Research on legal-specific RAG identifies this as Document-Level Retrieval Mismatch (DRM): the retrieval system pulls chunks from the wrong document entirely because the relevant chunk, stripped of its document-level context, looks less relevant than a superficially similar chunk from an unrelated document. One mitigation — Summary-Augmented Chunking — enriches each chunk with a document-level summary, injecting the global context that standard chunking destroys. But even Summary-Augmented Chunking can’t solve the deeper problem: the relationship between the euphemism and the fraud is implicit, cultural, and semantic.
Why Bigger Chunks Don’t Help#
The intuitive response is to use bigger chunks — preserve more context per retrieval unit. But Chroma’s research shows why this backfires: larger chunks mean more tokens per retrieval, which means more context for the model to process, which means more context rot. You’re trading retrieval precision for generation reliability. Retrieval research confirms that the optimal chunk size depends on the query type, and investigation queries — which are open-ended, semantic, and often require cross-document reasoning — don’t have a single optimal size.
From Benchmark to Investigation: What Actually Breaks#
Cross-Language Semantic Inference#
Research on multilingual NIAH shows that model performance drops substantially when the needle is in a language outside the English family, and drops further when the query language differs from the needle language. A model might score 95% on English-English NIAH and 60% on English-Japanese retrieval at the same context length.
Enpitsu wo nameru isn’t just a translation problem — a dictionary lookup returns “to lick a pencil,” which is meaningless without cultural context. The model needs to know that this idiom, in a corporate Japanese context, signals number manipulation.
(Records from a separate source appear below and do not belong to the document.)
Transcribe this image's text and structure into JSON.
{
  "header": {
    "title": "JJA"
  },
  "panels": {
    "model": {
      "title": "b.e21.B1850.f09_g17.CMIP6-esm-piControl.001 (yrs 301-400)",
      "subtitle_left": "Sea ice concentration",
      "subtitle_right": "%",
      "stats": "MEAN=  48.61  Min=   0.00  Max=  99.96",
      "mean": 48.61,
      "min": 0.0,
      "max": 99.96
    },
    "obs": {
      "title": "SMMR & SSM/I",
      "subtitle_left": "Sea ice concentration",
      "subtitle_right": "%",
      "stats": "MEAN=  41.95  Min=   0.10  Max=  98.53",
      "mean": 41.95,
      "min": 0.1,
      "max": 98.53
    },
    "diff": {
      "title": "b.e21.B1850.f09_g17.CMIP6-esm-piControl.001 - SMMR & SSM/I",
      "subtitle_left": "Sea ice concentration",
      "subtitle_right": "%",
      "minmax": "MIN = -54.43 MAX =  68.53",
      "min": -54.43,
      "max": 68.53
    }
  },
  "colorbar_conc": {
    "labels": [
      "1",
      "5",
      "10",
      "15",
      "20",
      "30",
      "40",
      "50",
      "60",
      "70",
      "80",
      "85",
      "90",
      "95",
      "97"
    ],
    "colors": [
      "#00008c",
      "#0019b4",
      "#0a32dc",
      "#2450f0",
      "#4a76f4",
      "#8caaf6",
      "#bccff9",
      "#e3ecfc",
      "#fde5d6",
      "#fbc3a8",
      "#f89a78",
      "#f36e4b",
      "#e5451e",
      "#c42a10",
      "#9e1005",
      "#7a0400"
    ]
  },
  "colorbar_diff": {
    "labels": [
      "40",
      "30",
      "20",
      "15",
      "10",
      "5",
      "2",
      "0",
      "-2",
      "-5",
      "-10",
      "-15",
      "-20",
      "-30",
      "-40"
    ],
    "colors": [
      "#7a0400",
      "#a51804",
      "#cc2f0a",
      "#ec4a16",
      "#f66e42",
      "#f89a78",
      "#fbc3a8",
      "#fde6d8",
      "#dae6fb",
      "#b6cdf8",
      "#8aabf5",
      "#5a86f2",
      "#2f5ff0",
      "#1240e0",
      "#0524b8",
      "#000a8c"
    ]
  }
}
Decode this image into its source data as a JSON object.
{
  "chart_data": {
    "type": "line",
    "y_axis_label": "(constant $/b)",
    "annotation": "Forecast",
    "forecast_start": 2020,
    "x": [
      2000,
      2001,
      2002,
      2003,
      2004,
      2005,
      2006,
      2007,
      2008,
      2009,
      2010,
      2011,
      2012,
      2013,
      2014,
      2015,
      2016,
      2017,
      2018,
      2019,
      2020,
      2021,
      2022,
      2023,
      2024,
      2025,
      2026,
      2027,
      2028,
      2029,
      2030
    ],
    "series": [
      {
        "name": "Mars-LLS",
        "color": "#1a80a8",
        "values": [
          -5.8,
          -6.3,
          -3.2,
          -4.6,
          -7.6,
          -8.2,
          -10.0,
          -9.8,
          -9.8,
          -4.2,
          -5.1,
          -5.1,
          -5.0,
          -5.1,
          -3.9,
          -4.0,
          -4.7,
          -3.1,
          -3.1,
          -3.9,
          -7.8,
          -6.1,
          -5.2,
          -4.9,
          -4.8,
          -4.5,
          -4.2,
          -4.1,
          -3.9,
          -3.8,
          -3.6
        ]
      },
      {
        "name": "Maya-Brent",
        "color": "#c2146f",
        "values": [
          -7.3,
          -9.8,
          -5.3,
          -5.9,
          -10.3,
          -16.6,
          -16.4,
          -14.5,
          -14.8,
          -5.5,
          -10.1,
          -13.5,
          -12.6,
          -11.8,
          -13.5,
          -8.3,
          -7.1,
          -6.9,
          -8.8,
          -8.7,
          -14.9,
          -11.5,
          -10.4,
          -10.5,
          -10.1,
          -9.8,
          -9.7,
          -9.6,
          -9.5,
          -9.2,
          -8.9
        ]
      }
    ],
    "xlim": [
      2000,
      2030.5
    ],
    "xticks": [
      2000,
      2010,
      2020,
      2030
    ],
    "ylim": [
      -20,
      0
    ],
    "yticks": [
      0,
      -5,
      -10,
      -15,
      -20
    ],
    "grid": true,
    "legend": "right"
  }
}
Cross-Document Pattern Recognition#
Individual documents rarely contain a complete fraud narrative. The evidence is distributed: an email setting expectations in January, a test report with adjusted figures in March, a meeting minute noting the discrepancy in May, and a corrective memo burying it in July. No single document is a smoking gun. The pattern across documents is.
Current RAG systems retrieve chunks per query. They don’t natively detect patterns across independently retrieved chunks from different documents, different dates, and different authors. Graph-based approaches like DISCOG — which use knowledge graphs to model relationships between documents, entities, and events — show promise, but they’re research prototypes, not production legal tools.
Adversarial Document Design#
In a regulatory investigation, the documents weren’t just written casually — they were written by people who knew they might be reviewed. The euphemism is the adversarial design. When Honda’s CEO told reporters that falsification was about “making the tests more efficient, so that we don’t have to repeat them,” he was demonstrating language designed to be technically accurate while obscuring the underlying conduct. In an investigation corpus, legitimate compliance documentation uses the same technical vocabulary as the fraudulent documents — structurally similar to what Chroma calls a “distractor.”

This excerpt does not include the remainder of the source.